Natarajasana or the Dancing Shiva Pose is an incredibly empowering pose that helps in strengthening flexibility in the body. In this article, you will learn about benefits of Dancing shiva pose yoga and all steps of Natarajasana.
Natarajasana is a very popular yoga pose and there are many benefits of dancing shiva pose.
Benefits of Dancing Shiva Pose –
• The pose helps in balancing the nervous system and improves the body’s balance.
• Natarajasana helps to activate the ability to concentrate better and helps to build focus.
• Regular practice of this pose helps to strengthen your leg and ankle muscles.
• This asana helps improve flexibility of thighs, groin, abdomen, shoulders, chest, and legs.
Read More: What is Crane Pose Yoga and it’s benefits?
After the benefits of Dancing shiva pose, here’s the step by step guide about how to do Dancing Shiva Pose.
• Begin this asana by standing firmly, with your eyes focusing on a specific point in front of you. Breathe normally.
• Next, bend your left knee and hold the big toe of your left foot with your left hand. While doing this, your hips should be facing forward, and your right leg should be straight (throughout the asana).
• Then, turn your left arm so that the elbow starts facing the ceiling. This will enable you to raise your knee further higher.
• After this, hold your right arm out, slightly above the shoulder level, and stretch it forward.
• Then, turn up your right palm and join the thumb and first finger in the meditative ‘jnana mudra.’
• Try to remain in this position for some time (at least about 20- 30 seconds), then repeat on the right leg.
• This asana can be slightly challenging for beginners, and the easier ways to begin would be to take it slow.
• You can start with ‘Tadasana,’ and when you feel you are ready in position, lower your heels back on the floor.
• Move your left leg backward and hold the ankle with your left hand.
• Then, raise your right arm slightly above the shoulder level, while you look at your right hand or a fixed point on the wall, whichever is easier for balancing.

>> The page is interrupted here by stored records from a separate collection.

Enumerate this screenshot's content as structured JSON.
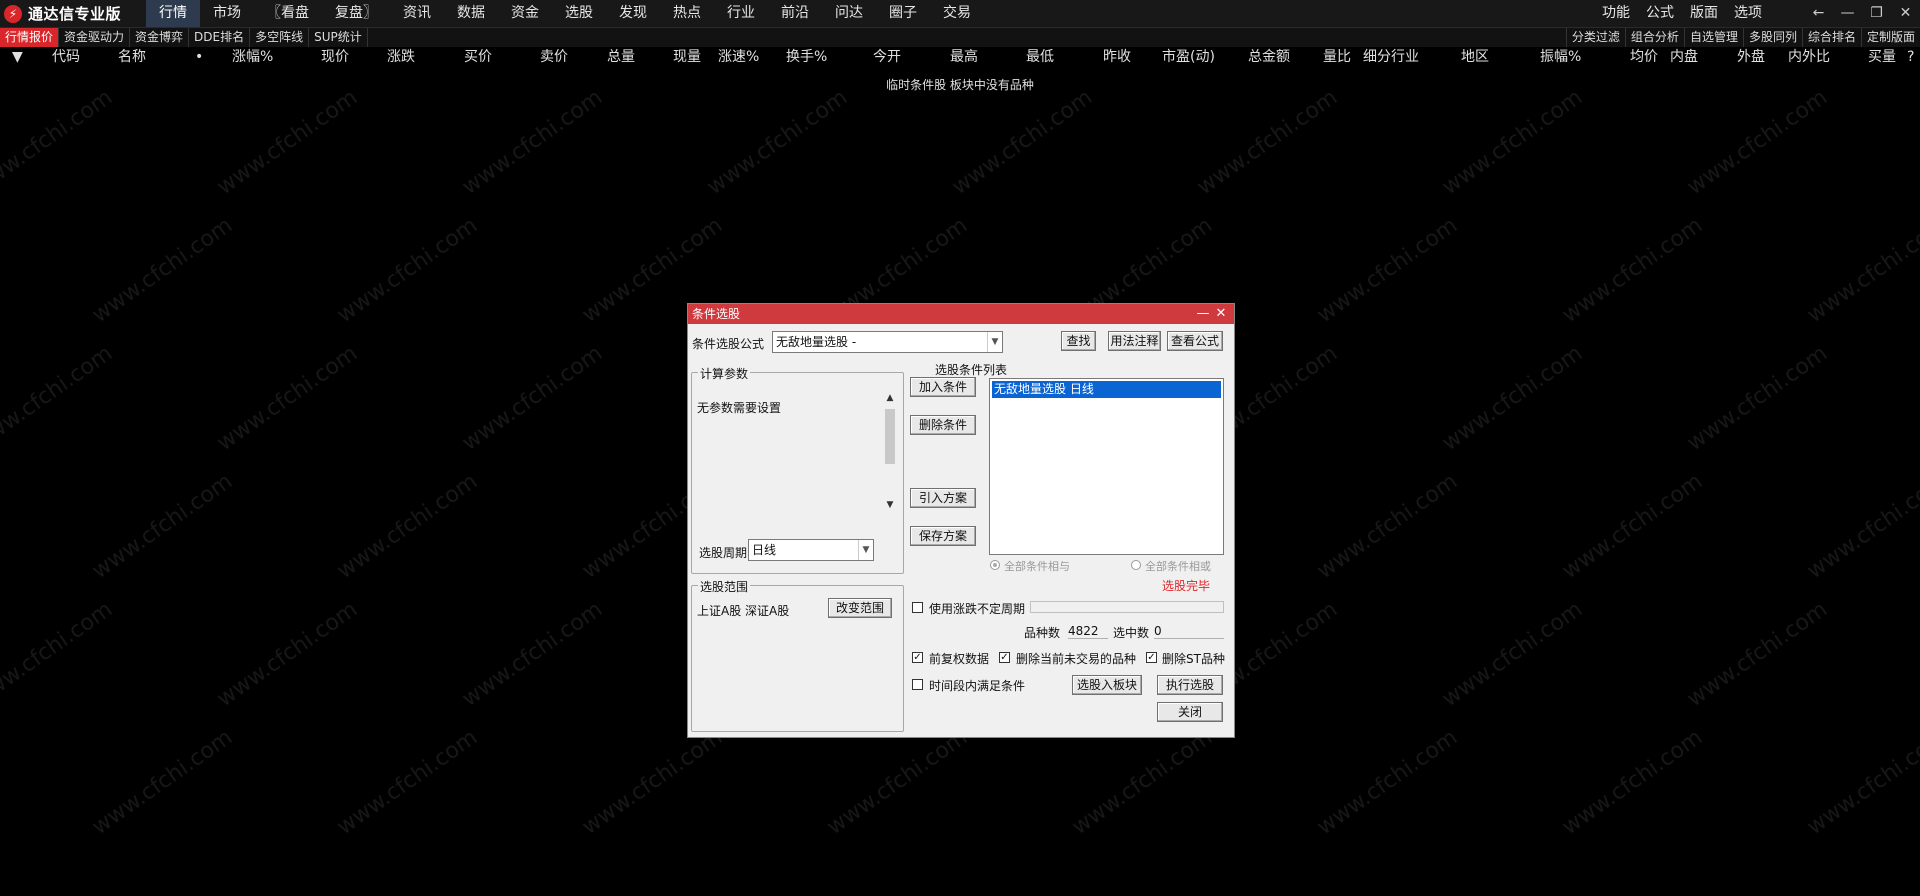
{
  "app": {
    "title": "通达信专业版",
    "logo_glyph": "⚡"
  },
  "menu": [
    "行情",
    "市场",
    "〖看盘",
    "复盘〗",
    "资讯",
    "数据",
    "资金",
    "选股",
    "发现",
    "热点",
    "行业",
    "前沿",
    "问达",
    "圈子",
    "交易"
  ],
  "right_menu": [
    "功能",
    "公式",
    "版面",
    "选项"
  ],
  "window_controls": [
    "←",
    "—",
    "❐",
    "✕"
  ],
  "toolbar_left": [
    "行情报价",
    "资金驱动力",
    "资金博弈",
    "DDE排名",
    "多空阵线",
    "SUP统计"
  ],
  "toolbar_right": [
    "分类过滤",
    "组合分析",
    "自选管理",
    "多股同列",
    "综合排名",
    "定制版面"
  ],
  "columns": [
    "▼",
    "代码",
    "名称",
    "•",
    "涨幅%",
    "现价",
    "涨跌",
    "买价",
    "卖价",
    "总量",
    "现量",
    "涨速%",
    "换手%",
    "今开",
    "最高",
    "最低",
    "昨收",
    "市盈(动)",
    "总金额",
    "量比",
    "细分行业",
    "地区",
    "振幅%",
    "均价",
    "内盘",
    "外盘",
    "内外比",
    "买量",
    "?"
  ],
  "empty_message": "临时条件股 板块中没有品种",
  "watermark": "www.cfchi.com",
  "dialog": {
    "title": "条件选股",
    "formula_label": "条件选股公式",
    "formula_value": "无敌地量选股 -",
    "btn_find": "查找",
    "btn_usage": "用法注释",
    "btn_view": "查看公式",
    "params_group": "计算参数",
    "params_text": "无参数需要设置",
    "period_label": "选股周期:",
    "period_value": "日线",
    "btn_add": "加入条件",
    "btn_delete": "删除条件",
    "btn_import": "引入方案",
    "btn_save": "保存方案",
    "list_label": "选股条件列表",
    "list_items": [
      "无敌地量选股  日线"
    ],
    "radio_and": "全部条件相与",
    "radio_or": "全部条件相或",
    "status": "选股完毕",
    "scope_group": "选股范围",
    "scope_text": "上证A股 深证A股",
    "btn_scope": "改变范围",
    "chk_period": "使用涨跌不定周期",
    "count_label": "品种数",
    "count_value": "4822",
    "selected_label": "选中数",
    "selected_value": "0",
    "chk_prefix": "前复权数据",
    "chk_remove_inactive": "删除当前未交易的品种",
    "chk_remove_st": "删除ST品种",
    "chk_timerange": "时间段内满足条件",
    "btn_to_block": "选股入板块",
    "btn_execute": "执行选股",
    "btn_close": "关闭",
    "accent_color": "#cf3a3f",
    "status_color": "#e0262a"
  }
}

• Hold this asana for about 30 seconds and repeat on the other leg.
• Practice up to three repetitions on each leg.
If you are aware with benefits of dancing shiva pose then you should also keep remember these precautions while performing this yoga pose.
• Avoid the asana if you have any shoulder or knee injury
• If you have high blood pressure or arthritis, avoid this asana.
• Individuals with hernia, stomach ulcers, and vertigo should not attempt this asana.